Cotton’s serves breakfast and lunch six days a week, opening at 5 a.m. and closing at 1:30 p.m. Oliver built a loyal customer base that included the “table of knowledge,” a group of regulars who occupied the front table every morning and generously shared their wisdom – real and perceived – with other patrons.

Cotton’s allowed Oliver and her husband Don to put their two children and one grandchild through college.

“I have no regrets,” she said. “People have been so good to me. I just can’t say enough about them.”

With more free time on their hands, she and her husband plan to go to a lot more Bethel University women’s basketball games. Their grandson Chris Nelson is head coach. And the couple may do some traveling. She said handing the business over to the Dudleys has made the bittersweet decision to leave easier.
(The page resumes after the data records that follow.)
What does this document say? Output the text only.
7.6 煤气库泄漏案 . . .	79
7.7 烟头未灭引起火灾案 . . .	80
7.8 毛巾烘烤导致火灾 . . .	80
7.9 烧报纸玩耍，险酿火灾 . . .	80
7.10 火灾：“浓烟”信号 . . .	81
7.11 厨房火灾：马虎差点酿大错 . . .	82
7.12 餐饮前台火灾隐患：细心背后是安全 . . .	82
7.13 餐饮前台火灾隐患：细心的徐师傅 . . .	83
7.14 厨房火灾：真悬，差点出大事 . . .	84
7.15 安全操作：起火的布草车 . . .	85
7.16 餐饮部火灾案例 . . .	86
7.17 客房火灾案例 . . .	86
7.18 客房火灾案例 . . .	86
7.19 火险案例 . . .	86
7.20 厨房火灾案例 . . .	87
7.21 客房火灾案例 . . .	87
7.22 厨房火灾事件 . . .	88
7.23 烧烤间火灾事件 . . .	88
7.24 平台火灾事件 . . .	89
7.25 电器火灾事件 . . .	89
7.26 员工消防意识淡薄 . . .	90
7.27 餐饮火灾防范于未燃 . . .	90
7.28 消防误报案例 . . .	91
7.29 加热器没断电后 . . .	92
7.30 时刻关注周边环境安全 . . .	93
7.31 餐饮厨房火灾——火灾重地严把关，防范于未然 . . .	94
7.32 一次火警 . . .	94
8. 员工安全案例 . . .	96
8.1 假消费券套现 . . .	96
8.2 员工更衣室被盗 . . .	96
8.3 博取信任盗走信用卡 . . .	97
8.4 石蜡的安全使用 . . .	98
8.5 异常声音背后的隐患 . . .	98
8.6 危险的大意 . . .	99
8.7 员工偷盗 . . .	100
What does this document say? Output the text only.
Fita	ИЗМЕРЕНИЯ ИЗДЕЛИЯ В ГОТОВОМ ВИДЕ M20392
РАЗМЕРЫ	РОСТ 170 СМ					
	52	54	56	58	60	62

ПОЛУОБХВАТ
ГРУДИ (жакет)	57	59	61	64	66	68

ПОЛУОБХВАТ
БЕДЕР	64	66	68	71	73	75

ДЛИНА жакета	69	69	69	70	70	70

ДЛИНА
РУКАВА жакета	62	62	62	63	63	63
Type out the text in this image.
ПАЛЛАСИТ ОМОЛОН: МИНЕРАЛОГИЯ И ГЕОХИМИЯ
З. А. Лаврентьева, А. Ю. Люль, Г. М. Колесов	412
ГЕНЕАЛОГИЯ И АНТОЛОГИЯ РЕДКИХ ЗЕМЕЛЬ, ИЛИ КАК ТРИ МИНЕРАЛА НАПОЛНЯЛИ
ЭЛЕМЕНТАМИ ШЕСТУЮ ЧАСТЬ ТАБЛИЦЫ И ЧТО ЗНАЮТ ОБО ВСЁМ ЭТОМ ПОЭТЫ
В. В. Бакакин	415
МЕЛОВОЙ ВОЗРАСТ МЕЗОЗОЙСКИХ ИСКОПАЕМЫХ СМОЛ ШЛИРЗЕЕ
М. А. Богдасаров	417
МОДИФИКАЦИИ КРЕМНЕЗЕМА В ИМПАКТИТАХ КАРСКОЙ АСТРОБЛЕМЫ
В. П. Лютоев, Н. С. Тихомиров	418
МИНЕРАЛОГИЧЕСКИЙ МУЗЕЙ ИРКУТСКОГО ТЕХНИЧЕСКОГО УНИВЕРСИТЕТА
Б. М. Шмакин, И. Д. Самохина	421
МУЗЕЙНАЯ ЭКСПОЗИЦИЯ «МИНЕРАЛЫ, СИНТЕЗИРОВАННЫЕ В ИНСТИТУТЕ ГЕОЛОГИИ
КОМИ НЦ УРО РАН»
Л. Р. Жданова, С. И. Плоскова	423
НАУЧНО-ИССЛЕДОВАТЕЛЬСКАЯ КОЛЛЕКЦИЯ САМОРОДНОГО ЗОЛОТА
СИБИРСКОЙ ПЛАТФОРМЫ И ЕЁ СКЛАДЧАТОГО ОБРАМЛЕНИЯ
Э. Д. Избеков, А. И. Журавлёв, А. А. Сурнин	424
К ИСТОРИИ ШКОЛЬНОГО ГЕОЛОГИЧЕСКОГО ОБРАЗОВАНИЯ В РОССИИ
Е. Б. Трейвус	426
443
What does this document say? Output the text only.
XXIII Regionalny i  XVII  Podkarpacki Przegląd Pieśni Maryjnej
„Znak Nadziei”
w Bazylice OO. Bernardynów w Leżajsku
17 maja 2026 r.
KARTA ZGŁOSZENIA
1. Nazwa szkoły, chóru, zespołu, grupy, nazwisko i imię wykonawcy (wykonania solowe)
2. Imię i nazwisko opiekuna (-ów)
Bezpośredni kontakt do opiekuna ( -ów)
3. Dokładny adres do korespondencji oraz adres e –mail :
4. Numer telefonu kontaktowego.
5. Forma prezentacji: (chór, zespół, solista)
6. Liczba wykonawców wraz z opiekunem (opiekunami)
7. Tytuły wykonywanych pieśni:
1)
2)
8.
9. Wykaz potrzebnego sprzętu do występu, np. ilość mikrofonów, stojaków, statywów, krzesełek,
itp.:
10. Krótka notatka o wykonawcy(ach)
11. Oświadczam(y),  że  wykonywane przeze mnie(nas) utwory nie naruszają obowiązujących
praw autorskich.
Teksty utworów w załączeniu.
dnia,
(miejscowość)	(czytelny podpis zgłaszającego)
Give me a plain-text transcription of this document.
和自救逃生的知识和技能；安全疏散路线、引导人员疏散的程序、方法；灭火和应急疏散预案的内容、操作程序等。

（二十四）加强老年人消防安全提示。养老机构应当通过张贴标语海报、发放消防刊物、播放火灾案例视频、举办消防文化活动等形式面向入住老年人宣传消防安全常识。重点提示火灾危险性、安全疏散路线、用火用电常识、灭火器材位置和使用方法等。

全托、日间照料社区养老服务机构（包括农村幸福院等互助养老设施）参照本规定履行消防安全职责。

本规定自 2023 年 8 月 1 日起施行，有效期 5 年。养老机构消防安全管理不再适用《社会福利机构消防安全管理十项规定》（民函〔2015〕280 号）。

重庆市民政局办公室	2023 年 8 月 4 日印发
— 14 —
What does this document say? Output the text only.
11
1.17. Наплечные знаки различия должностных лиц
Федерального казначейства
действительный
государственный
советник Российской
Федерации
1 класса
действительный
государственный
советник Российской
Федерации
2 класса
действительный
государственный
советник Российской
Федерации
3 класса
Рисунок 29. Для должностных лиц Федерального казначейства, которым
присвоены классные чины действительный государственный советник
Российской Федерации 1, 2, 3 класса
“They’re good, Christian people,” Oliver said. “They’ll be good for the City of Trenton.”

The Dudleys hope to build on Oliver’s solid foundation.

“We want you to leave with a smile,” Ellen said simply.

They’ll continue to carry some of the traditional Cotton’s favorites with new additions, such as homemade desserts. There are also new and familiar faces on staff.

Their first day on the job was July 9, and Ellen said they had a good first week.

“Everybody has been great,” she said. “People are smiling and laughing.”